Zimbabwe’s Allied Bank Ltd. had the manager of one of its branches in Harare assaulted by customers angered that a shortage of liquidity meant they were unable to withdraw cash.
No arrests were made following the Dec. 16 incident, which resulted in the doors of the branch being smashed, said Paul Nyathi, a spokesman for the police in the capital. Allied Bank was bought last year by Transport Minister Obert Mpofu after his investment company injected $23 million into the lender.

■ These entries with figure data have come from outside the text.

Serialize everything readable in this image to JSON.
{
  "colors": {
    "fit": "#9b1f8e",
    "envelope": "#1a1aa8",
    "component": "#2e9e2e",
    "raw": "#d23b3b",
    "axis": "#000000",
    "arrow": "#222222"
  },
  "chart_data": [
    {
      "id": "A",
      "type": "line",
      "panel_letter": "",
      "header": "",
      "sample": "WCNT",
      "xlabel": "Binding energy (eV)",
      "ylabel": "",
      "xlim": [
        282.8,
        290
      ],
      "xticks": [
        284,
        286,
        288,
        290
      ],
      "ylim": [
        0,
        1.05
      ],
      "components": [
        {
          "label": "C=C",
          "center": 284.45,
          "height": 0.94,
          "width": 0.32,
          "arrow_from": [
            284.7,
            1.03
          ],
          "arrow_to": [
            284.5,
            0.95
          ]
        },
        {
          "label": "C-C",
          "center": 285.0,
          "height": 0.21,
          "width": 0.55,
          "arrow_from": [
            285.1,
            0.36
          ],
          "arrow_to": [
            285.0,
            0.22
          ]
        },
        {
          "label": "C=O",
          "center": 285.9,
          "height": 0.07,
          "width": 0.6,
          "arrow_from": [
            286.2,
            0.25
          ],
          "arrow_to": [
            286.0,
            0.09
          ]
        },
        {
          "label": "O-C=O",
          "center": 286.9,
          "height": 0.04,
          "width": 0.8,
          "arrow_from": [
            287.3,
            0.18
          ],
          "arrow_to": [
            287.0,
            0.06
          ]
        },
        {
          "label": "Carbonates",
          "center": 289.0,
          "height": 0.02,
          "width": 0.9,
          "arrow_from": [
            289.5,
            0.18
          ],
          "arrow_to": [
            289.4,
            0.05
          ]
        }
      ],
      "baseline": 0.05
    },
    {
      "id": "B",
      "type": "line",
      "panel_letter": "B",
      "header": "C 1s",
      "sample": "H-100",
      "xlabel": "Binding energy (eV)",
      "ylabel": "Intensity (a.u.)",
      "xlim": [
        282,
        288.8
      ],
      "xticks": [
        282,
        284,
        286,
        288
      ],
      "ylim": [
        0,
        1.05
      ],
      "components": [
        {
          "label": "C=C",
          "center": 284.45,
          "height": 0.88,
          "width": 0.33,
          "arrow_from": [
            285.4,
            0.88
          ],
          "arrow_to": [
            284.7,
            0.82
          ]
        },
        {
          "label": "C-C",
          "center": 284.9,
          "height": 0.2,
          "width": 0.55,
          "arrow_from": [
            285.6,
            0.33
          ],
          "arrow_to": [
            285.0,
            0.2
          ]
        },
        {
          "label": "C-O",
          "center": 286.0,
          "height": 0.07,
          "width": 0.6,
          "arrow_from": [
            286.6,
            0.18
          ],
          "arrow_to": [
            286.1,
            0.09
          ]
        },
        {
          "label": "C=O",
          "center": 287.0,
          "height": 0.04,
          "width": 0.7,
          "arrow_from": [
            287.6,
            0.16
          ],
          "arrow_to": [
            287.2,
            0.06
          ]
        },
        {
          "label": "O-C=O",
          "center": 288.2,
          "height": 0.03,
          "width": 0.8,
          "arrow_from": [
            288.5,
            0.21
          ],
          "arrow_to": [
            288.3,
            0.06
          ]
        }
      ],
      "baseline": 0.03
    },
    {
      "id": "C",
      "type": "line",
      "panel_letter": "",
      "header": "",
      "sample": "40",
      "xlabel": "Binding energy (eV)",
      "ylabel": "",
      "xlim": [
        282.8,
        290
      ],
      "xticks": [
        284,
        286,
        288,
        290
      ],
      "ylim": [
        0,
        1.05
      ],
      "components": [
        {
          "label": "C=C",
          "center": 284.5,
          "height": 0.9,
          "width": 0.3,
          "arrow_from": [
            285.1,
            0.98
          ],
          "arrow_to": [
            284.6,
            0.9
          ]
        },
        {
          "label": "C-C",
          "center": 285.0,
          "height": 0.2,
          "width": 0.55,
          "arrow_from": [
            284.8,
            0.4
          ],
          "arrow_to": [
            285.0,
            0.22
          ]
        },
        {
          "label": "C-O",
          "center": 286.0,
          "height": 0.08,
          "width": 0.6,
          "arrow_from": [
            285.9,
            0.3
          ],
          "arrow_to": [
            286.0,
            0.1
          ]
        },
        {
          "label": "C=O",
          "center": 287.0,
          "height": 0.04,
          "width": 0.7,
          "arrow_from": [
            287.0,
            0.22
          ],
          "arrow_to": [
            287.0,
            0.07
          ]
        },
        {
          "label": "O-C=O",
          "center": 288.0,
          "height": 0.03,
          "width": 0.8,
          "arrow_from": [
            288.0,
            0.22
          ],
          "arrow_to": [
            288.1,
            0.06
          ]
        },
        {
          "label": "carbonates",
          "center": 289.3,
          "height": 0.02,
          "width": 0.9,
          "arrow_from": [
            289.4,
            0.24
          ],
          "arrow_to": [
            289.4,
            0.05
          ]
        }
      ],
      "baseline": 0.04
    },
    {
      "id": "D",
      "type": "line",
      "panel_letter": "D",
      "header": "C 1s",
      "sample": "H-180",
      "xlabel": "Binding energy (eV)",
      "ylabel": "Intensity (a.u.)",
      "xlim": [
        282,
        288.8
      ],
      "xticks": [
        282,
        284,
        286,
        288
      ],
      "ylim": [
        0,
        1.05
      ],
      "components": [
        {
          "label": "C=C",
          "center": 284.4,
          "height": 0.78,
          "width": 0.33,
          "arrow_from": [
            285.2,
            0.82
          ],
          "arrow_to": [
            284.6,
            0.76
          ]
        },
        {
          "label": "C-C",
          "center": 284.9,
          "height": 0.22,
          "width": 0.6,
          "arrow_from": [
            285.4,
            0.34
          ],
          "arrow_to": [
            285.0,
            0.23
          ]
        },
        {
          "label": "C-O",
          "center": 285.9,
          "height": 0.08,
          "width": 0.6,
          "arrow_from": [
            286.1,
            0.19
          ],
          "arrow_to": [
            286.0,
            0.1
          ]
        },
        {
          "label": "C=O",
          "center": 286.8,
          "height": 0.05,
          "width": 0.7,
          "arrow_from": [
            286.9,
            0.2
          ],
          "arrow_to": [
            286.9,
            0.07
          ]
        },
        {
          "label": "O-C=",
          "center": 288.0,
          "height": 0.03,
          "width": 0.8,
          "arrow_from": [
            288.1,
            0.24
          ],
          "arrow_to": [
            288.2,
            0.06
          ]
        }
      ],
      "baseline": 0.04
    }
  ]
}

“We sincerely apologize for the inconvenience emanating from the prevailing cash shortage,” Allied Bank Chief Executive Officer Stephen Gwasira said in a statement yesterday. “The bank is making aggressive efforts to address the liquidity constraints.”
Lines also formed at Metropolitan Bank and Johannesburg-based Business Day newspaper reported that some Zimbabwe lenders have imposed limits on the cash clients can withdraw. The liquidity crunch partly results from the central bank not taking on the role of “lender of last resort,” said Sij Biyam, CEO of the Bankers Association of Zimbabwe.
“The main problem which is affecting most of these institutions is because of liquidity issues rather than solvency issues,” Biyam said in a phone interview from Harare. “The fault line is the absence of lender of last resort in the country, because there is no overnight lending.”
The southern African country’s central bank said in March that two or three banks were struggling to raise funds to meet part of a $100 million capitalization.
A call by Bloomberg to Metropolitan Bank wasn’t immediately answered.
Locally owned Zimbabwe lenders held deposits of about $3 billion, more than double the amount at seven foreign-owned banks, the central bank said in May. Foreign banks that operate units in the southern African nation include Barclays Plc (BARC) and Standard Chartered Plc (STAN), as well as South Africa’s Standard Bank Group Ltd. (SBK) and Nedbank Group Ltd. (NED)
Steward Bank isn’t affected by the “liquidity crisis” after the lender formerly known as TN Bank implemented restructuring, said Douglas Mboweni, CEO of its owner, Harare-based Econet Wireless Zimbabwe Ltd.
“We brought in experts who looked very carefully at what was needed to operate a bank successfully in a market with no lender of last resort,” he said. “We cleaned up the balance sheet, wrote off bad loans, and fully recapitalised the bank.”